Оставалось радоваться, что лампу она так и сжимала сведенной от ужаса рукой – керосин не вылился, огонь не потух. А открывшаяся картина вдохновляла на мародерство. Весняна была настоящей хозяйкой – старательной и запасливой. На стеллажах высились литровые банки с вареньем, трешки с засолками, половины из которых Смоль не знала даже по названиям. У дальней стены в приподнятых над землей ящиках пахли сыростью морковь, свекла и картошка.
Она разбирала почерк женщины на компотах, когда дверца люка с шумом захлопнулась, оставляя ее в круглом пятнышке света от лампы.
Страх попытался с наскока забраться на плечи, но ноги усатой мордой коснулся кот, и тот нехотя отступил. Спрятался в темном углу, куда не добирался свет лампы. Кровожадно притаился, поджидая момент. А Катя шла и деловито подсчитывала богатства, у которых больше не было хозяина. На месяц хватит, они возьмут куда меньше половины.
В темноте Смоль пробыла совсем недолго – оживленно растирала плесень на бумажке, содержимое которой не могла прочесть. Внутри мутно плескалась белесая жидкость, но ни ягод, ни фруктов там не наблюдалось. Заскребся у лестницы кот, пронзительно мяукнул, глядя на закрытый люк, она лишь вяло отмахнулась:
– Ожидайте, сударь, сейчас я осмотрюсь здесь как следует и выйдем.

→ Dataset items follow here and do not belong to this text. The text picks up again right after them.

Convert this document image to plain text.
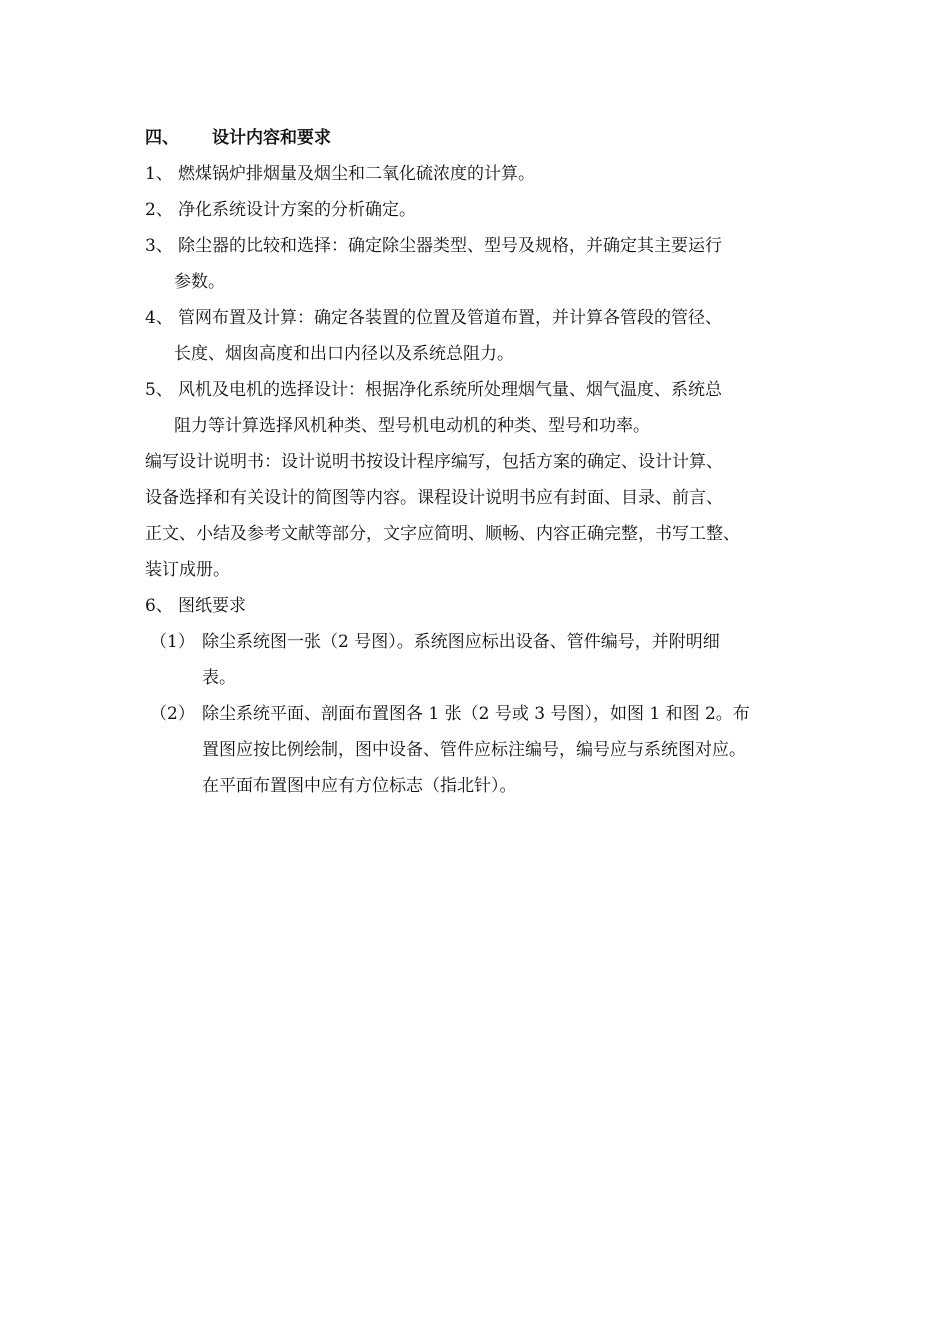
四、 设计内容和要求
1、 燃煤锅炉排烟量及烟尘和二氧化硫浓度的计算。
2、 净化系统设计方案的分析确定。
3、 除尘器的比较和选择：确定除尘器类型、型号及规格，并确定其主要运行
参数。
4、 管网布置及计算：确定各装置的位置及管道布置，并计算各管段的管径、
长度、烟囱高度和出口内径以及系统总阻力。
5、 风机及电机的选择设计：根据净化系统所处理烟气量、烟气温度、系统总
阻力等计算选择风机种类、型号机电动机的种类、型号和功率。
编写设计说明书：设计说明书按设计程序编写，包括方案的确定、设计计算、
设备选择和有关设计的简图等内容。课程设计说明书应有封面、目录、前言、
正文、小结及参考文献等部分，文字应简明、顺畅、内容正确完整，书写工整、
装订成册。
6、 图纸要求
（1） 除尘系统图一张（2 号图）。系统图应标出设备、管件编号，并附明细
表。
（2） 除尘系统平面、剖面布置图各 1 张（2 号或 3 号图），如图 1 和图 2。布
置图应按比例绘制，图中设备、管件应标注编号，编号应与系统图对应。
在平面布置图中应有方位标志（指北针）。
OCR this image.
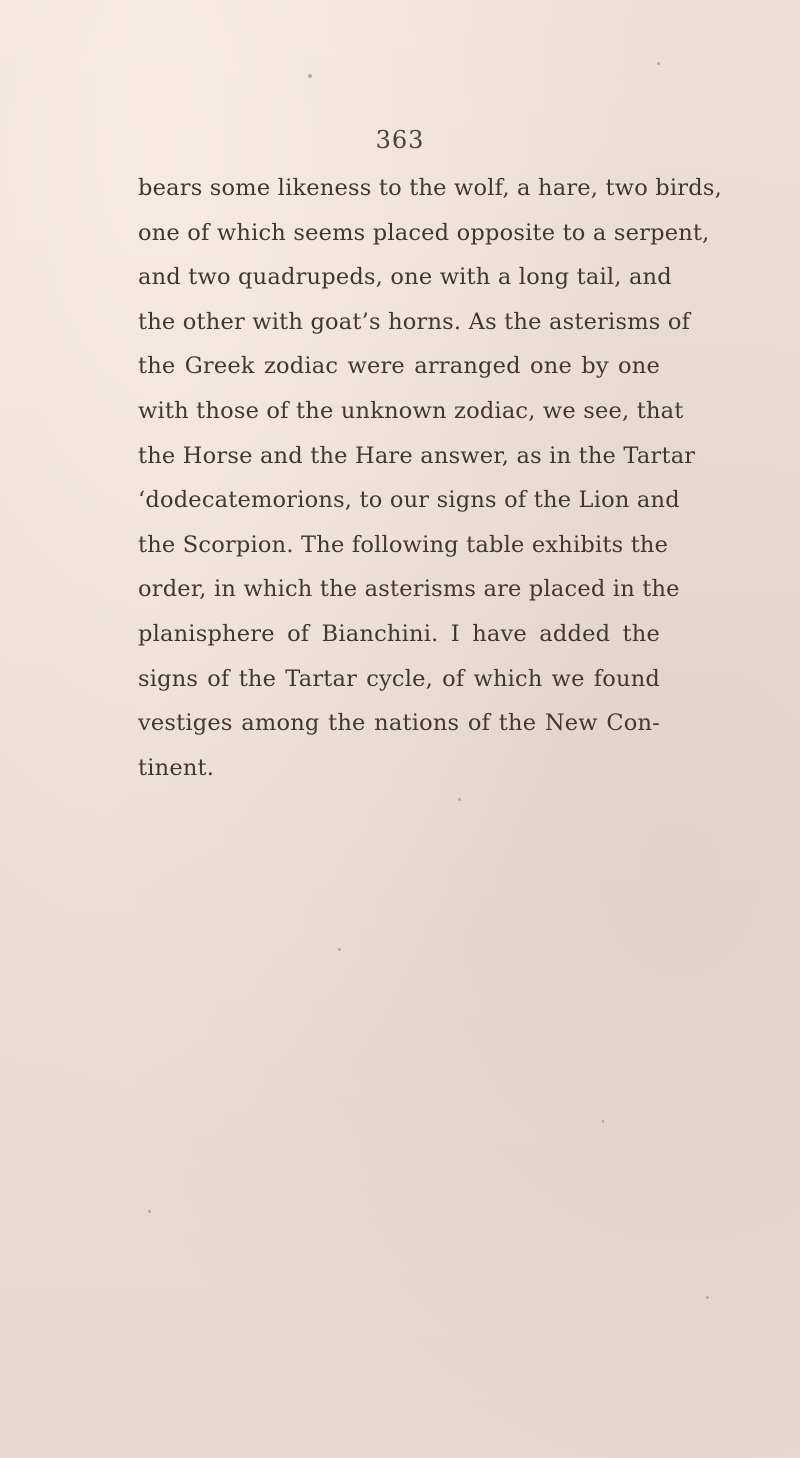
363
bears some likeness to the wolf, a hare, two birds,
one of which seems placed opposite to a serpent,
and two quadrupeds, one with a long tail, and
the other with goat’s horns. As the asterisms of
the Greek zodiac were arranged one by one
with those of the unknown zodiac, we see, that
the Horse and the Hare answer, as in the Tartar
‘dodecatemorions, to our signs of the Lion and
the Scorpion. The following table exhibits the
order, in which the asterisms are placed in the
planisphere of Bianchini. I have added the
signs of the Tartar cycle, of which we found
vestiges among the nations of the New Con-
tinent.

Голосить от этого сударь не прекратил. На третьем кошачьем проклятии люк со скрипом открылся. Быстро и резко, чуть не слетел с петель. Не нужно было думать, чтобы понять, кто приложил к нему богатырскую силушку. В темноту просунулась короткостриженая голова Славика, и он бесхитростно улыбнулся:
– Вот те на, а если б я домой не заскочил? Искали бы Катю долго и старательно.
– С чего бы? Люк вверх легко идет, он, конечно, тяжелый, но я бы вытянула.

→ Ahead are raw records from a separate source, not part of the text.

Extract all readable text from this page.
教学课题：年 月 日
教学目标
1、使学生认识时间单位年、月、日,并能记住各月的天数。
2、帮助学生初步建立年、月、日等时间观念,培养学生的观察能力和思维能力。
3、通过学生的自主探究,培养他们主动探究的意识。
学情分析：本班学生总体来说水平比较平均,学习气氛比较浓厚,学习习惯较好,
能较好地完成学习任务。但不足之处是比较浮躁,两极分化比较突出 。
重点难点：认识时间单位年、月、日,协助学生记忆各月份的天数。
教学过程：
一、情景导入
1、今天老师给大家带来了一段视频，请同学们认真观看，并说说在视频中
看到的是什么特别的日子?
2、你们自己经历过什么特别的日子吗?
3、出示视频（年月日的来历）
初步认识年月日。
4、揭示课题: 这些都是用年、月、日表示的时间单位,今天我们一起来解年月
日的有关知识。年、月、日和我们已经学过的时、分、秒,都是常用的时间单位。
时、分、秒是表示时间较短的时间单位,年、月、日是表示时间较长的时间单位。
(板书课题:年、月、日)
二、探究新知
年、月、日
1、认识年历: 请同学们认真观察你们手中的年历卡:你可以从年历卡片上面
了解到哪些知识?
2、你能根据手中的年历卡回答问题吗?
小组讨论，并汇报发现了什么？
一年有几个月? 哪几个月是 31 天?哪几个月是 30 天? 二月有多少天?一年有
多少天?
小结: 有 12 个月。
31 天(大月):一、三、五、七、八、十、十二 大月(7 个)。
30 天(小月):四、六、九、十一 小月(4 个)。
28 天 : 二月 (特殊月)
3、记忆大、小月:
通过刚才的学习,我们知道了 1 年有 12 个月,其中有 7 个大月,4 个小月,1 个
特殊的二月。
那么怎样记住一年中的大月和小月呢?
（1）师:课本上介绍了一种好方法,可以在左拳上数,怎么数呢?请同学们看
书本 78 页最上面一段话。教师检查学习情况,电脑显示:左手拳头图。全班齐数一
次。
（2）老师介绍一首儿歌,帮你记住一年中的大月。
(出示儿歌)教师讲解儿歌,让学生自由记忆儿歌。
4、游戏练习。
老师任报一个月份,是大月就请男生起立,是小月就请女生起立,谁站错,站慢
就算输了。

Тот хмыкнул, повис на руках и, качнувшись, спрыгнул на пол. Тут же выругался и похромал к ней. Вот уж где видано – сила есть, ума не надо. Смоль готова была поклясться, что услышала хруст его коленных чашечек.
– Девочка, тебя кто-то бережно на крючок прикрыл. Подшутить, наверное, вздумал.

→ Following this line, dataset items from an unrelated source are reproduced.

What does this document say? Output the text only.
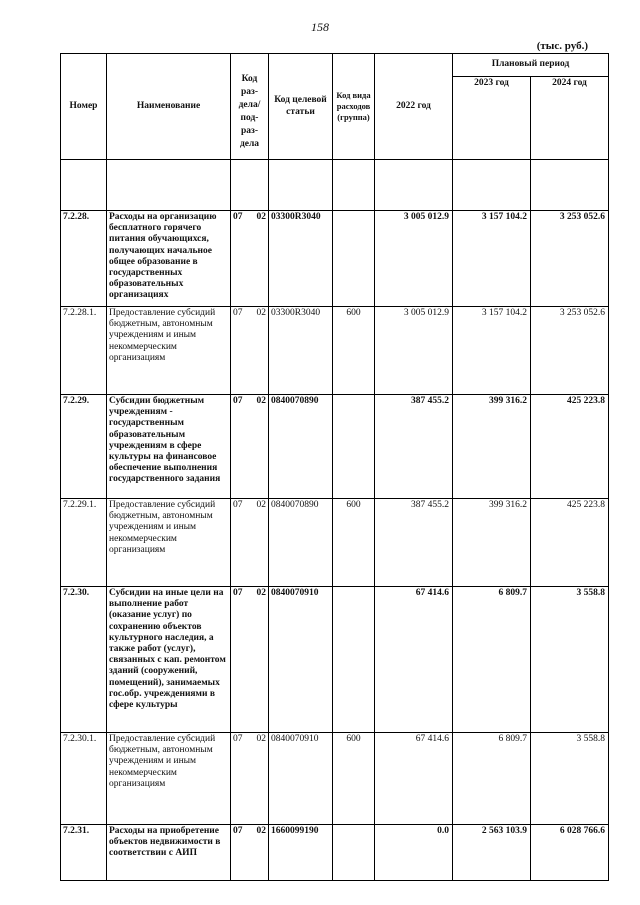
158
(тыс. руб.)
Номер	Наименование	Код раз-дела/ под-раз-дела	Код целевой статьи	Код вида расходов (группа)	2022 год	Плановый период	
						2023 год	2024 год

7.2.28.	Расходы на организацию бесплатного горячего питания обучающихся, получающих начальное общее образование в государственных образовательных организациях	07 02	03300R3040		3 005 012.9	3 157 104.2	3 253 052.6
7.2.28.1.	Предоставление субсидий бюджетным, автономным учреждениям и иным некоммерческим организациям	07 02	03300R3040	600	3 005 012.9	3 157 104.2	3 253 052.6
7.2.29.	Субсидии бюджетным учреждениям - государственным образовательным учреждениям в сфере культуры на финансовое обеспечение выполнения государственного задания	07 02	0840070890		387 455.2	399 316.2	425 223.8
7.2.29.1.	Предоставление субсидий бюджетным, автономным учреждениям и иным некоммерческим организациям	07 02	0840070890	600	387 455.2	399 316.2	425 223.8
7.2.30.	Субсидии на иные цели на выполнение работ (оказание услуг) по сохранению объектов культурного наследия, а также работ (услуг), связанных с кап. ремонтом зданий (сооружений, помещений), занимаемых гос.обр. учреждениями в сфере культуры	07 02	0840070910		67 414.6	6 809.7	3 558.8
7.2.30.1.	Предоставление субсидий бюджетным, автономным учреждениям и иным некоммерческим организациям	07 02	0840070910	600	67 414.6	6 809.7	3 558.8
7.2.31.	Расходы на приобретение объектов недвижимости в соответствии с АИП	07 02	1660099190		0.0	2 563 103.9	6 028 766.6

– Тут и думать долго не надо кто.
Славик понимающе кивнул, подошел, нагло отодвинул Катю бедром от стеллажа и склонился над исследуемыми трехлитровыми банками. С каждым мгновением его голос все больше проникался нежностью, казалось, он вот-вот растрогается и пустит скупую слезу.
– А это у нас что за радость? Смоль, ты наша спасительница, смотри, настоечки, самогоночка.
Интерес Кати к банкам тут же схлынул, фыркая, она зашагала обратно к солянкам и маринованным грибам, указывая на них с такой гордостью, с которой мать показывает свое сверх меры умное дитя.
– Ты не на те полки смотришь, Слава.
– Обожаю я твою серьезность. Мне же больше достанется.
Он даже не обернулся, с довольным пыхтением подхватил светло-розовую трешку, которую Смоль приняла за вишневый компот, а по пути к люку загреб ее второй рукой в объятия, вжимая носом в широкую грудь. Воздух перекрыло сразу, а парень звонко чмокал ее макушку, заканчивая гнусное дело, которое не завершил на улице ветер. Теперь абсолютно точно на голове у Смоль будет гнездо, с которым расческа справится нескоро. Возмущения звучали гнусаво, но очень искренне. Упираясь в плечи Елизарова, она попыталась оттолкнуть растроганную громаду мышц от себя.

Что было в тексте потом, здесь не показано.